Brandt’s Corner
After last week’s rebuttal to Mel Kiper, Jr. and his horrendous take on defense, Pete Rose’s death served me up another hotly-contested topic to write about: why he was snubbed from the Hall of Fame.
This is a true ‘separate the art from the artist’ scenario — I do not condone any of his off-the-field behavior. He was a far better — or bettor, for a good pun’s sake — baseball player than he was as a human being, but that is not the point of this tyrade. I am only concerned with his on-the-field play, and the buck stops there.
Pete Rose was one of the greatest baseball players of all time. Put him up there with the Great Bambino, DiMaggio, Ty Cobb and Barry Bonds (who, alongside many of his fellow ‘steroid-era’ colleagues, desires a column on why they were snubbed as well). Shoehei Ohtani is the talk of the town in professional baseball right now, and surprisingly, he has a story similar to Rose’s — but his was swept under the rug and forgotten about very quickly.
I don’t laud myself as some big baseball fan. To be honest, I haven’t watched a full game in probably over a decade. But, I was once a big fan of the game, especially when I still played it. Man, I thought I was going to be the next David Ortiz — I even wore his number, his cleats, and my pants the same way he did.
And Rose played, retired, managed, and received a lifetime ban before I was even born. So, I don’t have firsthand experience with the subject, but what I do have is the ability to research and see that this was nothing more than a smear campaign and personal vendetta from someone that ruined the trajectory of Pete Rose and baseball as a whole. Maybe even other sports, too.
This may be a deep-seated hatred for how the voting for the baseball Hall of Fame works.

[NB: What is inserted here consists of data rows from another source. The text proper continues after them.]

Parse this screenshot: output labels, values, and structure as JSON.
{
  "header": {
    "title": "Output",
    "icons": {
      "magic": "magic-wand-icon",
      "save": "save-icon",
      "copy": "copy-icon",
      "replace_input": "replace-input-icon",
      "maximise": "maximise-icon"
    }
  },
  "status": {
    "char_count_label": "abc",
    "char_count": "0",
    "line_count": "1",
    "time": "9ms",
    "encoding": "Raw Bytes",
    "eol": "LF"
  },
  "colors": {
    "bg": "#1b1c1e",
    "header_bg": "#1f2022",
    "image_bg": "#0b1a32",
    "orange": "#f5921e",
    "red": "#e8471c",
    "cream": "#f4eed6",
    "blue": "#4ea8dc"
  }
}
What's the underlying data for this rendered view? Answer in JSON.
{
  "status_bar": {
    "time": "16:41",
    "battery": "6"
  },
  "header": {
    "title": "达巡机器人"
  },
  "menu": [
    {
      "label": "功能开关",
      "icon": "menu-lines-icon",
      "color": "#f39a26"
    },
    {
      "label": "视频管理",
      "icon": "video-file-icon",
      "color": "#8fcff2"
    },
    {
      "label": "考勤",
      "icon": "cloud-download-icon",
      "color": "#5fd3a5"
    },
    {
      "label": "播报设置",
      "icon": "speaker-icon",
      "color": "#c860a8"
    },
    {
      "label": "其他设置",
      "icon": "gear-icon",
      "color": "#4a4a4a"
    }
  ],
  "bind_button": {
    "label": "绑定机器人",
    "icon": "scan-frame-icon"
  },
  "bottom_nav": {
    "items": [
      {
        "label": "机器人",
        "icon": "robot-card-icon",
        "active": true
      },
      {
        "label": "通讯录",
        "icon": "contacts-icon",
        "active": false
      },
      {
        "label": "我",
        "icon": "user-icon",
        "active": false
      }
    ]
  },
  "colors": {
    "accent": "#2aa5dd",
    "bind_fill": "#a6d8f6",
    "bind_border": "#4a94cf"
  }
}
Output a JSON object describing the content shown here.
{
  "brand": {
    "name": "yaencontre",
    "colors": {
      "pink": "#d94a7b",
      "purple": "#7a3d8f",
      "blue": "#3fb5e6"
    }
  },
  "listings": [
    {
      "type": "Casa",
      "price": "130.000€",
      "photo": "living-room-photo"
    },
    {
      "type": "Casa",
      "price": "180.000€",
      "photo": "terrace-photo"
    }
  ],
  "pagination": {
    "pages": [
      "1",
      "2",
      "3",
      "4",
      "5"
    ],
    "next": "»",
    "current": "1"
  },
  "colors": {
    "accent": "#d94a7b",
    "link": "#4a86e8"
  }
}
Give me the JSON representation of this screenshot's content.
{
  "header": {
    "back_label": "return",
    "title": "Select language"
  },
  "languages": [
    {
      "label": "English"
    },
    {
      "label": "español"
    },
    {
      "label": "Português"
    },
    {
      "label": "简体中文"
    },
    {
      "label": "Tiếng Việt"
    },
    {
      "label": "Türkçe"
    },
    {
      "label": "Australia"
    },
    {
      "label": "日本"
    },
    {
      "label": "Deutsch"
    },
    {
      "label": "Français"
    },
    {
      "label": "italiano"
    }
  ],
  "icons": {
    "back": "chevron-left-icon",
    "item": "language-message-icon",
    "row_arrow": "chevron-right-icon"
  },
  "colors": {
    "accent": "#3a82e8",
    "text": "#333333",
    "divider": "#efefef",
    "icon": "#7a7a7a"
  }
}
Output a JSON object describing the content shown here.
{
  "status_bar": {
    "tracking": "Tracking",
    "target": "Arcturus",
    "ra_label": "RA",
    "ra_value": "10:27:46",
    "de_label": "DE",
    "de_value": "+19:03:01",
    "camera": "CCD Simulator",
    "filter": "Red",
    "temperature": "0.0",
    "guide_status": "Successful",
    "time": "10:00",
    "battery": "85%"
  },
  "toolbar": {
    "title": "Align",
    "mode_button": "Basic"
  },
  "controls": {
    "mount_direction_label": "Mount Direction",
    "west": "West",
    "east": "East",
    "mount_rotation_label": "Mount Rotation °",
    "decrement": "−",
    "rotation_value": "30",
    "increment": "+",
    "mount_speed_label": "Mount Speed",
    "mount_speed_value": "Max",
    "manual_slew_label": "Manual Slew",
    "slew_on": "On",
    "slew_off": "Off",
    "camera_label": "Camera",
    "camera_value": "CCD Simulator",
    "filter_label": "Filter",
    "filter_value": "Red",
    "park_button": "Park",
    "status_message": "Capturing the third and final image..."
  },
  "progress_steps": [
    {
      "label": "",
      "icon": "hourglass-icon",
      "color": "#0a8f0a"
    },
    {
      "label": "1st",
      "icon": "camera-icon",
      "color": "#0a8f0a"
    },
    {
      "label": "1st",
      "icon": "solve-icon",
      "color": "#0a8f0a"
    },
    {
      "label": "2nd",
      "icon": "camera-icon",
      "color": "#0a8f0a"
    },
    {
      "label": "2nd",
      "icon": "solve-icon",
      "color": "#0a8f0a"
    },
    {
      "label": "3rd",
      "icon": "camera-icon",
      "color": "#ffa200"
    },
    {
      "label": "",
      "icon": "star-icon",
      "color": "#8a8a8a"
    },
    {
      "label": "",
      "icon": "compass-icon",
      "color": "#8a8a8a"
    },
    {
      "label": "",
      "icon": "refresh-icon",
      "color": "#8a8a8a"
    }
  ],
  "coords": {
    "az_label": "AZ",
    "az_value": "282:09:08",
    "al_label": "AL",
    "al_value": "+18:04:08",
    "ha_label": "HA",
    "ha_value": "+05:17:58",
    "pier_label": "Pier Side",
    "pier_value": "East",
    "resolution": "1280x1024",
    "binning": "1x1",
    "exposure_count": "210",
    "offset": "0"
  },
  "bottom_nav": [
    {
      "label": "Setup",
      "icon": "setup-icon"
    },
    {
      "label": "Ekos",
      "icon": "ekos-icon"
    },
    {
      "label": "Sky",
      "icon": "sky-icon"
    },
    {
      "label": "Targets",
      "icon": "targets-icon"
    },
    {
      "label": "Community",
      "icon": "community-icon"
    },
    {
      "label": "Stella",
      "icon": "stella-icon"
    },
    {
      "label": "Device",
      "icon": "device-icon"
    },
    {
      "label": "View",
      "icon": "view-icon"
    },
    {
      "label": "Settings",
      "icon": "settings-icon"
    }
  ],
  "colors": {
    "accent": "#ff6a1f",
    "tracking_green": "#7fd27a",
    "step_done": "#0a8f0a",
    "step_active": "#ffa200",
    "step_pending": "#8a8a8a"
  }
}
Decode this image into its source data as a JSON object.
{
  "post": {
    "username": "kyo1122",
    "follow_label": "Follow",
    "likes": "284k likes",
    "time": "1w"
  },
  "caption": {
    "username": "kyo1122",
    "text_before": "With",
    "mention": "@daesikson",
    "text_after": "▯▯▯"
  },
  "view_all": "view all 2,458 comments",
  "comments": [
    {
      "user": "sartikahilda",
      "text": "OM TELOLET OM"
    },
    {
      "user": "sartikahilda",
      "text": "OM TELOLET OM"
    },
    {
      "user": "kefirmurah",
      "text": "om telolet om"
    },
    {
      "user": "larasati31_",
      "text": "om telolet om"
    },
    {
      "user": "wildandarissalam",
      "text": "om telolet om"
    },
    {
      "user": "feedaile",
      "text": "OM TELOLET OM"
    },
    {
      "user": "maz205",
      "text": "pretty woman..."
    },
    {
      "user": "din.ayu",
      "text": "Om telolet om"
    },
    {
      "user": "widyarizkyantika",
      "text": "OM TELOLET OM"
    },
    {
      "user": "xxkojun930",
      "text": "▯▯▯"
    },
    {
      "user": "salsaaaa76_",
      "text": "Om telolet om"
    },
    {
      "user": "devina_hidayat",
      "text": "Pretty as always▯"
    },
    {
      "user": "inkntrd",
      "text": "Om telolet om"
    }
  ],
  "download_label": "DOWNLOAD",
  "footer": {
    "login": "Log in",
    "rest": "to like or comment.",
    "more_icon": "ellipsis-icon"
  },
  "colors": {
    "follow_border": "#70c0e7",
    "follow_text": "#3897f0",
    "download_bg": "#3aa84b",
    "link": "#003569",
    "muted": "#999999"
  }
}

Journalists can, and do, withhold a player from the Hall of Fame just because they don’t like him. Whether this is a rivalry with their favorite team, something he did off the field, or just two people that don’t like each other, but it happens. Take for example, Dan Shaughnessy and his smear campaign against Curt Schilling, where he at first said his personal feelings towards Schilling wouldn’t impact his vote for the Hall of Fame, and then reversed course and did, in fact, let his bias snub one of the greats of the game.
Or the anonymous person who didn’t vote for Derek Jeter to make it in. I mean, drama aside, Jeter was one of the greatest to ever play, and this guy thought he didn’t deserve to be enshrined for eternity because of whatever storyline? Absolutely ridiculous if you ask me.
But, getting back to Rose — in 14,053 at-bats, Rose got 4256 hits and 160 home runs, for a lifetime batting average of .303. Add in his 2,165 runs, 1,314 RBIs, 198 stolen bases, .375 on-base percentage and .409 slugging percentage and undoubtedly Rose is one of the best to ever do it. Plug in a fan-favorite like Jim Thome’s name instead of Rose’s, and you’ve got a unanimous first-ballet HoFer. Unless, that is, some obscure journalist from the middle of Idaho has a personal vendetta to see that Thome doesn’t get a unanimous vote because he received a parking ticket outside of Jacobs Field in August of 1997.
I get it — the number one rule as an athlete is no gambling. It’s plastered inside every MLB locker room for a reason. The Chicago Black Sox scandal of the early-20th century is a stain on the league even to this day, so it’s there for a reason. But the evidence shows Rose didn’t do it as a player, but instead as a manager. And that’s why he should be in the HoF as a player, not a manager. Ban manager Pete Rose for life, enshrine ballplayer Rose for life.
And with today’s world, sports gambling is practically thrown in our faces. You’ll get the DraftKings highlights of the day, provided by FanDuel Sportsbook, with an ad from ESPN Bet and Bet360 at the commercial break. Professional athletes even star in these advertisements. The ticker at the bottom of ESPN shows betting lines and props. All of that, but we demonized Pete Rose for the last 35 years of his life?
The Ohtani topic is one that should be brought to light again. I fully believe Shoehei was guilty of sports gambling, but he had a great cop-out and fall guy. Regardless of language barriers, you don’t just ‘not see’ millions of dollars disappearing from your bank account. And don’t even get me started on Michael Jordan’s cop-out ‘retirement’ because of his gambling problems — something that the NBA still won’t address, even though there are hundreds of stories about the basketball great’s gambling problems.
But, baseball will have yet another PR fumble, and they’ll quickly put Rose in the HoF in Cooperstown, N.Y. as quick as they can. People will gather en masse to see his bust and listen to people talk about how great of a player he was. There will be no mention of his gambling habits or how he was blackballed and shunned by an entire sport for his mistakes after he was done playing. It will be a grand ordeal now that his lifetime suspension is technically over, with the MLB spitting on his grave as they emphatically say “you might have won the battle, but we won the war.”